On the one hand I think there are important lessons to be learned by contemplating the particular word choice in these scriptures. With Pharoah, I think the children of Israel learned more about God’s power because of the many plagues that ensued from Pharoah’s hardened heart—in this sense, Pharoah’s hardened heart was used to help Israel, and we can learn something by considering this as an act of God (whether we view this as an act in accordance with God’s will, an act that was foreknown by God and part of God’s plan for Israel, or several other possibilities). With Samson, we might learn something about the power of covenants—because of the Nazirite vow, perhaps God was bound (a la D&C 82:10) to give Samson strength as long as Samson obeyed his side of the covenant, regardless of how he used that strength (thanks for the alternative views given above; for the sake of argument, I’m assuming here that Samson’s killing the 30 was unrighteous). These (potential, and somewhat subtle) scriptural lessons seem to be a result of (or are at least more potent because of) the phrasing that attributes unusual acts to God. It is lessons like these that I worry Brian’s view might miss.
On the other hand, I agree with Brian’s view that scriptural phrases should be read with the cultural background of the writer in mind—to read theological significance into these phrases is unjustified and dangerous (I would argue that reading theological implications into D&C scriptures is more justified and less dangerous b/c of a different cultural context of the writing, though extreme caution should still be exercised…). Saying God hardened Pharoah’s heart does not mean that God took away Pharoah’s agency or caused Pharoah’s heart to be hardened—that would be an unjustified theological assumption.

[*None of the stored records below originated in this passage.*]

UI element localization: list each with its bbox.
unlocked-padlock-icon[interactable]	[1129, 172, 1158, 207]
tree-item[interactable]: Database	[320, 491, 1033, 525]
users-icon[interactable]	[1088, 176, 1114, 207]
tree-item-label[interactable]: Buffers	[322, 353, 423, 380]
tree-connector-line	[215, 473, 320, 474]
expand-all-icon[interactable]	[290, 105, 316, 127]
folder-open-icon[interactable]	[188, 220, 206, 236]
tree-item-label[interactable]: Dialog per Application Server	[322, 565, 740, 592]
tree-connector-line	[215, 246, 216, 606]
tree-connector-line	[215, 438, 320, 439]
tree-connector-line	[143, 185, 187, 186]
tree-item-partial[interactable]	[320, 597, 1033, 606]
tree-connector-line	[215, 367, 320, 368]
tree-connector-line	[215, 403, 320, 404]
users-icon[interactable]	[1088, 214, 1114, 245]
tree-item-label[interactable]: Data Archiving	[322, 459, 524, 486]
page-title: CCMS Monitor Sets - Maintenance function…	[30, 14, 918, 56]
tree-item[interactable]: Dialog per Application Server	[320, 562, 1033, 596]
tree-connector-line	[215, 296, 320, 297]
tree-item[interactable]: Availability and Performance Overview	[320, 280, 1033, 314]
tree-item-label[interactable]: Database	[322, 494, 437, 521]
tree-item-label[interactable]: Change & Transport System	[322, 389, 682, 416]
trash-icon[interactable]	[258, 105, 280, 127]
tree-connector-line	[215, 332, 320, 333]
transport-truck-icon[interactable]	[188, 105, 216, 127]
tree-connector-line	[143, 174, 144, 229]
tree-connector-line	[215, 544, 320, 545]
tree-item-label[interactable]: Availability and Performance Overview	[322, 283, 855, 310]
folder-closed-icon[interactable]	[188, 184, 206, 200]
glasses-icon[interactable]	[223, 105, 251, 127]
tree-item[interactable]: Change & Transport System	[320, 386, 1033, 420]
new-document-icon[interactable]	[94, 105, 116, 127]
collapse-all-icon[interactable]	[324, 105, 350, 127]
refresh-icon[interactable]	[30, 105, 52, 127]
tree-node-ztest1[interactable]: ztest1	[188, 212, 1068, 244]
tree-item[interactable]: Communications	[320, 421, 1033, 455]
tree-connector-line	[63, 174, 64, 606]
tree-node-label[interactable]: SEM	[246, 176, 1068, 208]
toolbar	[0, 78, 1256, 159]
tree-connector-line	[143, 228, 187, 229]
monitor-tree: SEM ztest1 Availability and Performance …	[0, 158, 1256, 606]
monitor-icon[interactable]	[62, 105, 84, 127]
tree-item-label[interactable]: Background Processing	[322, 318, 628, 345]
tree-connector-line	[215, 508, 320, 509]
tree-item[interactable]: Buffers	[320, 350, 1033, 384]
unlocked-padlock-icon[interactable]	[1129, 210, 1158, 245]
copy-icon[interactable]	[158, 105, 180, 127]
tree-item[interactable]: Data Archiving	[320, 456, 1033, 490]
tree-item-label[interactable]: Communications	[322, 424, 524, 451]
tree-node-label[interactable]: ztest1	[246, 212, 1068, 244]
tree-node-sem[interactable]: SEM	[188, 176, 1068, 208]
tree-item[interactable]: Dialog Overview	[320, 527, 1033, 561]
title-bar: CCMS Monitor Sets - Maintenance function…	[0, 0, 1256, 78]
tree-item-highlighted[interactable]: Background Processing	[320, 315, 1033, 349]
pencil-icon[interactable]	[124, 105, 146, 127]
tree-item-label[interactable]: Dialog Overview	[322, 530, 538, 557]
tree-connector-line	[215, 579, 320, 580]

Likewise, saying God’s Spirit came upon Samson does not imply that God approved of Samson’s actions or that God gave Samson particular powers specifically to slay the 30. I think the dichotomy I was trying to paint above only occurs if one imposes (unwarranted) theological implications onto these OT phrases, and I think this is a valid point that you and Brian are making….
Writing out these comments along with you and Brian’s helpful responses has really helped my understanding and thinking on these issues, thank you— I only worry my poorly articulated comments have been more confusing than enlightening for others!

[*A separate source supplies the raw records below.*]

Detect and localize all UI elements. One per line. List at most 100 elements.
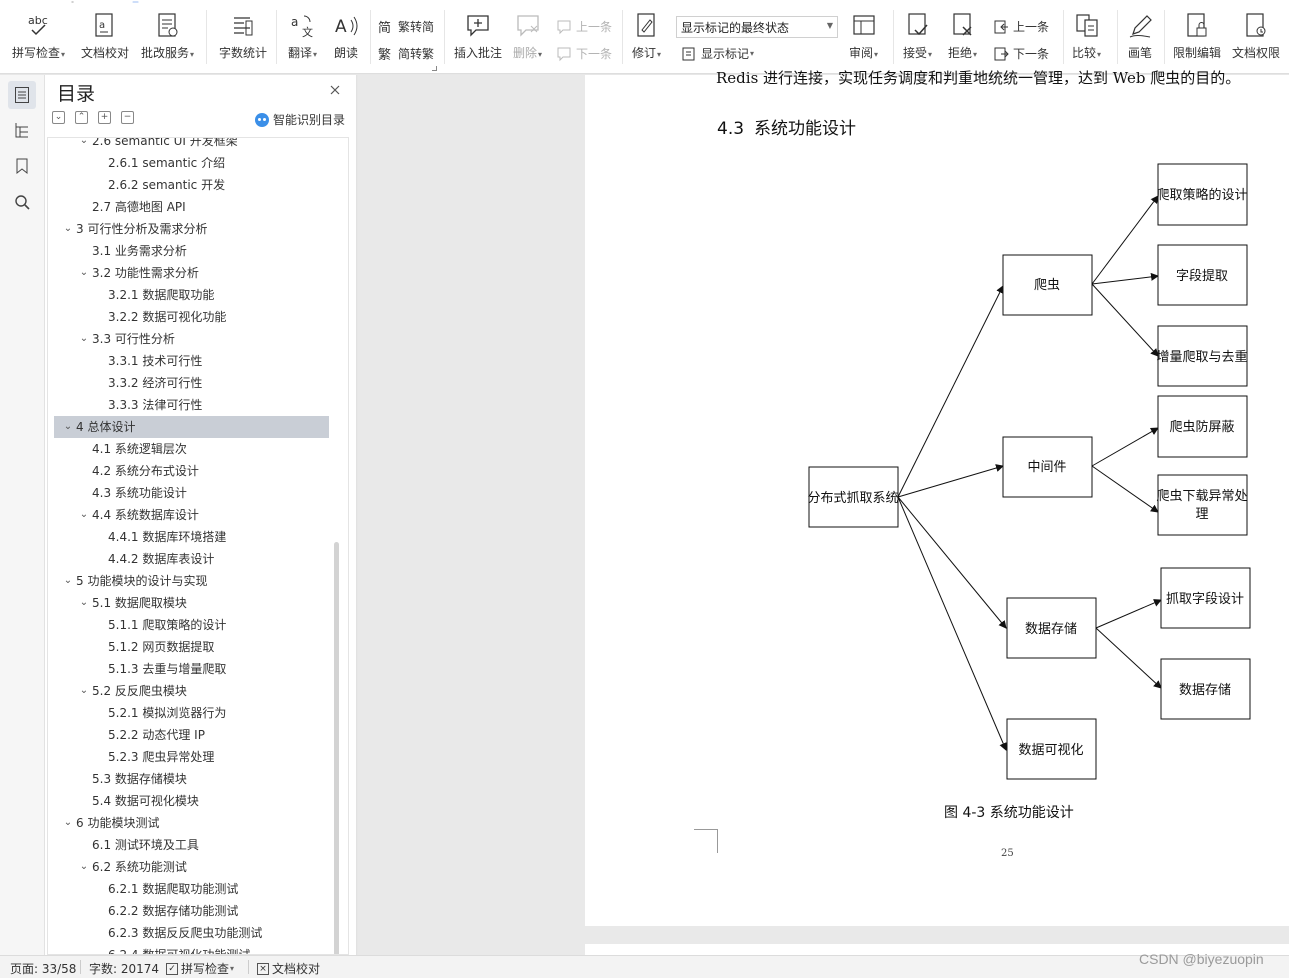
show-markup-button[interactable]: 显示标记 ▾: [681, 45, 754, 62]
toc-item[interactable]: ⌄ 6.2 系统功能测试: [48, 856, 348, 878]
doc-rights-button[interactable]: 文档权限: [1232, 12, 1280, 61]
next-change-button[interactable]: 下一条: [993, 45, 1049, 62]
toc-item-label: 5.1 数据爬取模块: [92, 596, 187, 610]
toc-item[interactable]: 5.2.3 爬虫异常处理: [48, 746, 348, 768]
toc-item[interactable]: 5.1.1 爬取策略的设计: [48, 614, 348, 636]
toc-item[interactable]: 5.2.2 动态代理 IP: [48, 724, 348, 746]
reject-button[interactable]: 拒绝▾: [948, 12, 977, 61]
review-pane-button[interactable]: 审阅▾: [849, 12, 878, 61]
chevron-down-icon[interactable]: ⌄: [78, 856, 90, 878]
toc-item[interactable]: ⌄ 5.1 数据爬取模块: [48, 592, 348, 614]
chevron-down-icon[interactable]: ⌄: [62, 218, 74, 240]
toc-item[interactable]: ⌄ 3 可行性分析及需求分析: [48, 218, 348, 240]
chevron-down-icon[interactable]: ⌄: [62, 570, 74, 592]
toc-item[interactable]: 2.7 高德地图 API: [48, 196, 348, 218]
collapse-down-icon[interactable]: ⌄: [52, 111, 65, 124]
toc-item[interactable]: 6.2.3 数据反反爬虫功能测试: [48, 922, 348, 944]
node-download-exception-label-1: 爬虫下载异常处: [1156, 489, 1247, 504]
status-doc-proof[interactable]: × 文档校对: [257, 960, 320, 977]
node-field-extract-label: 字段提取: [1176, 268, 1228, 284]
chevron-down-icon[interactable]: ⌄: [78, 328, 90, 350]
toc-item[interactable]: 3.3.2 经济可行性: [48, 372, 348, 394]
prev-change-button[interactable]: 上一条: [993, 18, 1049, 35]
toc-item[interactable]: 5.2.1 模拟浏览器行为: [48, 702, 348, 724]
word-count-button[interactable]: 字数统计: [219, 12, 267, 61]
translate-button[interactable]: a文 翻译▾: [288, 12, 317, 61]
toc-item-label: 5.2.1 模拟浏览器行为: [108, 706, 227, 720]
chevron-down-icon[interactable]: ⌄: [78, 592, 90, 614]
toc-item[interactable]: 6.1 测试环境及工具: [48, 834, 348, 856]
ai-toc-button[interactable]: 智能识别目录: [255, 111, 345, 128]
accept-icon: [905, 12, 931, 40]
revise-button[interactable]: 修订▾: [632, 12, 661, 61]
status-spell-check[interactable]: ✓ 拼写检查 ▾: [166, 960, 234, 977]
review-service-button[interactable]: 批改服务▾: [141, 12, 194, 61]
toc-item[interactable]: ⌄ 5 功能模块的设计与实现: [48, 570, 348, 592]
toc-item[interactable]: 2.6.2 semantic 开发: [48, 174, 348, 196]
toc-panel-button[interactable]: [8, 81, 36, 109]
toc-item[interactable]: 4.4.1 数据库环境搭建: [48, 526, 348, 548]
toc-item[interactable]: 6.2.4 数据可视化功能测试: [48, 944, 348, 954]
chevron-down-icon[interactable]: ⌄: [78, 138, 90, 152]
toc-item[interactable]: ⌄ 5.2 反反爬虫模块: [48, 680, 348, 702]
toc-item[interactable]: 4.2 系统分布式设计: [48, 460, 348, 482]
collapse-all-icon[interactable]: −: [121, 111, 134, 124]
toc-item[interactable]: 3.3.1 技术可行性: [48, 350, 348, 372]
read-aloud-button[interactable]: A 朗读: [333, 12, 359, 61]
pen-button[interactable]: 画笔: [1127, 12, 1153, 61]
delete-comment-button[interactable]: 删除▾: [513, 12, 542, 61]
toc-item[interactable]: 5.1.2 网页数据提取: [48, 636, 348, 658]
toc-item[interactable]: 5.3 数据存储模块: [48, 768, 348, 790]
chevron-down-icon[interactable]: ⌄: [78, 680, 90, 702]
doc-proof-icon: a: [92, 12, 118, 40]
svg-text:A: A: [335, 17, 347, 37]
bookmark-panel-button[interactable]: [8, 152, 36, 180]
node-anti-block-label: 爬虫防屏蔽: [1169, 419, 1234, 435]
toc-item[interactable]: 3.1 业务需求分析: [48, 240, 348, 262]
toc-item[interactable]: ⌄ 4.4 系统数据库设计: [48, 504, 348, 526]
toc-item[interactable]: 6.2.1 数据爬取功能测试: [48, 878, 348, 900]
page-indicator[interactable]: 页面: 33/58: [10, 960, 76, 977]
toc-item[interactable]: ⌄ 3.3 可行性分析: [48, 328, 348, 350]
chevron-down-icon[interactable]: ⌄: [62, 812, 74, 834]
collapse-up-icon[interactable]: ⌃: [75, 111, 88, 124]
close-icon[interactable]: [328, 83, 342, 97]
toc-item-label: 3.1 业务需求分析: [92, 244, 187, 258]
simp-to-trad-button[interactable]: 繁 简转繁: [378, 45, 434, 62]
toc-item[interactable]: 4.3 系统功能设计: [48, 482, 348, 504]
chevron-down-icon[interactable]: ⌄: [78, 504, 90, 526]
toc-item[interactable]: 6.2.2 数据存储功能测试: [48, 900, 348, 922]
toc-item[interactable]: 3.2.2 数据可视化功能: [48, 306, 348, 328]
toc-item[interactable]: 4.4.2 数据库表设计: [48, 548, 348, 570]
next-comment-button[interactable]: 下一条: [556, 45, 612, 62]
toc-item[interactable]: ⌄ 4 总体设计: [54, 416, 329, 438]
toc-item[interactable]: ⌄ 6 功能模块测试: [48, 812, 348, 834]
toc-item[interactable]: 4.1 系统逻辑层次: [48, 438, 348, 460]
toc-scrollbar[interactable]: [334, 542, 339, 954]
toc-item-label: 3.2 功能性需求分析: [92, 266, 199, 280]
node-incremental-dedup-label: 增量爬取与去重: [1156, 349, 1247, 365]
spell-check-button[interactable]: abc 拼写检查▾: [12, 12, 65, 61]
toc-item[interactable]: 3.2.1 数据爬取功能: [48, 284, 348, 306]
word-count-indicator[interactable]: 字数: 20174: [89, 960, 159, 977]
chevron-down-icon[interactable]: ⌄: [78, 262, 90, 284]
doc-proof-button[interactable]: a 文档校对: [81, 12, 129, 61]
expand-all-icon[interactable]: +: [98, 111, 111, 124]
toc-item[interactable]: 2.6.1 semantic 介绍: [48, 152, 348, 174]
trad-to-simp-button[interactable]: 简 繁转简: [378, 18, 434, 35]
toc-item[interactable]: 5.4 数据可视化模块: [48, 790, 348, 812]
outline-panel-button[interactable]: [8, 116, 36, 144]
compare-button[interactable]: 比较▾: [1072, 12, 1101, 61]
chevron-down-icon[interactable]: ⌄: [62, 416, 74, 438]
insert-comment-button[interactable]: 插入批注: [454, 12, 502, 61]
prev-comment-button[interactable]: 上一条: [556, 18, 612, 35]
markup-state-select[interactable]: 显示标记的最终状态 ▼: [676, 16, 838, 38]
restrict-edit-button[interactable]: 限制编辑: [1173, 12, 1221, 61]
toc-item-label: 5.2.2 动态代理 IP: [108, 728, 205, 742]
toc-item[interactable]: ⌄ 2.6 semantic UI 开发框架: [48, 138, 348, 152]
toc-item[interactable]: 3.3.3 法律可行性: [48, 394, 348, 416]
accept-button[interactable]: 接受▾: [903, 12, 932, 61]
toc-item[interactable]: ⌄ 3.2 功能性需求分析: [48, 262, 348, 284]
toc-item[interactable]: 5.1.3 去重与增量爬取: [48, 658, 348, 680]
search-panel-button[interactable]: [8, 188, 36, 216]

Verse 4 seems to me to suggest that this phrase isn’t meant to be interpreted simply as a figure of speech. I interpret verse 4 as saying that Samson’s parents tried to prevent Samson from marrying someone outside the covenant because they didn’t understand that that Samson’s marriage to a Philistine was part of the Lord’s plan to punish the Philistine’s for their dominion over the Lord’s people, Israel.
I think that verse supports one of the reading’s my dad gives as possible above: “one possible understanding of the Samson story is that the Lord wanted to show his power over the Philistines and that he used Samson to do so.” But should we find this reading as suggesting a morality different from our own? I haven’t in the past felt squimish about (see Mormon 4:5) which says that God punishes the wicked through the wicked. Thinking about it now, maybe the same morality is implied in both scriptures.
Robert C: Thanks for your explication. I’m essentially in agreement with what you say. Indeed, I am more inclined to what you say in your second paragraph than in your third, even though I defended Brian’s view. I think you are right that we have to be careful that our interpretations, often containing theological presuppositions, at least some of which are often implicit rather than explicit, elide the teachings that we will see if we find a way to get beyond or behind those theological assumptions. (That last sentence is unnecessarily long, but I’m unnecessarily lazy enough not to go back and edit it.)
Matthew: Thanks. I like your point that the morality we see in these verses is the same in both cases.